Он, к крайнему моему удивлению, назвал одно из самых великосветских имен. Я впервые ему не поверил.
— Почему она вас знала?
— Ничего не знала, а у нас был директор Ермаков*, которого все знали, и он был со всеми знаком, и с этой с графинею. Она прежде жила как все, — экозес* танцевала, а потом с одним англичанином познакомилась, и ей захотелось людей исправлять*. Ермаков за нас заступался, рассказывал всем, что нас «исправить можно». А она услыхала и говорит: «Ах, дайте мне одного — самого несчастного». Меня и послали. Я и идти не хотел, а директор говорит: «Идите — она добрая».
— И что же: вправду так вышло?
— Ничего не правда. Пустили к ней скоро — у нее внизу особый зал был. Там люди какие-то, — всё молились.

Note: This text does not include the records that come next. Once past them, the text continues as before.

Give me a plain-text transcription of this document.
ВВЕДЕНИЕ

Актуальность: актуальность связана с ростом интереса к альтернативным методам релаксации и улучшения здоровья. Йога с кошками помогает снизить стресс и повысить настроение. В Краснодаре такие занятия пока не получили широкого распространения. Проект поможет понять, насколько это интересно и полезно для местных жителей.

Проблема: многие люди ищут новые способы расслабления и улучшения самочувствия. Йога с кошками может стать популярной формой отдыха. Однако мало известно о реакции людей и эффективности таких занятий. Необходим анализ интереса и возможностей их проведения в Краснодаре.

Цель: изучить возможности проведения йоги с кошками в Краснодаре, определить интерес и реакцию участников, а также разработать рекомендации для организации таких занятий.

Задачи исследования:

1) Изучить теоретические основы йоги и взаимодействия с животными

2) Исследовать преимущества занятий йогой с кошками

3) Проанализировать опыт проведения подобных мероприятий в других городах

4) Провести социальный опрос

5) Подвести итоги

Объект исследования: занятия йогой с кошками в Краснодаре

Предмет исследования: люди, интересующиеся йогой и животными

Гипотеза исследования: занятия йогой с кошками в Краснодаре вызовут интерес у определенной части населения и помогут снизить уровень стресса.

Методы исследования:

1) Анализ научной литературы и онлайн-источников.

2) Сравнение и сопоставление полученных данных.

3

Потом меня спросила: «Читал ли евангелие?» Я говорю: «Нет». — «Прочитайте, говорит, и придите». Я прочитал.
— Всё прочитали?
— Всё.
— Что же — понравилось вам?
— Разумеется, мистики много, а то бы ничего: есть много хорошего. Почеркать бы надо по местам…
— Вы так и графине отозвались?
— Не помню, — да ведь еще раньше генерал Дубельт* говорил… Я читал об этом, а с графиней… не помню… Все равно она была дура. Она мне долбила все про спасение, только мне спать захотелось, а ничего не понял.
— Что же такое было непонятное?
— «Надо прийти ко Христу». Очень рад, — только как это сделать? Или будто я спасен… Почему я это знаю! Или про кровь там и все этакое: ничего по-настоящему нельзя понять. Я сказал, что я этого не понимаю и мне это не нужно. Она стала сердиться: «Оставим, говорит, до деревни, — вы там поймете». Дорогою хотела меня с собой посадить и читать, а потом во второй класс послала; две девки, я да буфетчик. Мы и поссорились.
— Какое же вам до них дело было?
— Подлости говорят и бесстыдство: я это ненавижу; а потом с мужиком скандал вышел — все и пропало.
Глава девятая
Вот в чем заключался этот эпизод — нелепый, курьезный и отрывочный, как все эпизоды своеобразной эпопеи Шерамура.
— Мы поехали, — начал он. — Графиня сама села в первый класс, и детей и старую гувернантку англичанку тоже там посадили, а две девки и я да буфетчик во втором сели. Буфетчик мне подал билет и говорит:
«Графиня вам тут велела».
Я говорю:
«Мне все равно». А как они стали разные глупости говорить, я и ушел в третий класс к мужикам.
— Какие же такие нестерпимые глупости они говорили?
— Всякие глупости, всё важных из себя передо мною представляли: одна говорит, что ее американский князь соблазнить и увезть хотел, да она отказалась, потому что на пароходе ездить не может, будто бы у нее от колтыханья морская свинка делается. Противно слушать, а на первой станции при нас большая история вышла: мужика возле нашего вагона бить стали. Я говорю: «За что?» А кондуктор говорит: «Верно, заслуживает». Я самого мужика спросил: за что? а он говорит: «Ничего!» Я подскочил к графине, говорю: «Видите, бесправие!» А она закричала: «Ах, ах!» и окно закрыла. Буфетчик говорит: «Разве можно беспокоить». Я говорю: «Если она христианка, она могла за бедного заступиться». А он: «С какой стати этак можете? — вы энгелист*». А я говорю: «А ты дурак». И повздорили. Они и начали про студентов намеки. «Теперь, говорит, все взялись за этот энгелизм. Коим и не стоило звания своего пачкать, и те нынче счеты считают. У нас тоже теперь новый правитель — только вступил, сейчас счеты стал перемарывать. «Зачем, говорит, пельсики пять с полтиной ставить, когда они по два рубля у Юлисеева*? — Это воровство». Ах ты дрянь юная! Мы при твоем отце не такие счеты писали, и ничего, потому что то был настоящий барин: сам пользовался и другим не мешал; а ты вон что!
Девки так и ахают:
«Ишь, подлец! ишь, каналья!»
А тот говорит:
«Ну так я ему сейчас и ввернул, чего он и не думал: «Мало ли что, говорю, у Юлисеева, мы бакалейщика Юлисеева довольно знаем, что это одна лаферма*, а продает кто попало, — со всякого звания особ». — «К чему мне это знать?» говорит. «А к тому-с, что там все продается для обыкновенной публики, а у нас дом, — мы домового поставщика имеем — у него берем». — «Вперед, говорит, у Юлисеева брать». — «Очень хорошо, говорю, только если их сиятельство в каком-нибудь фрукте отравят, так я не буду отвечать».
Девки визжат: «Ловко, ловко! Ожегся?»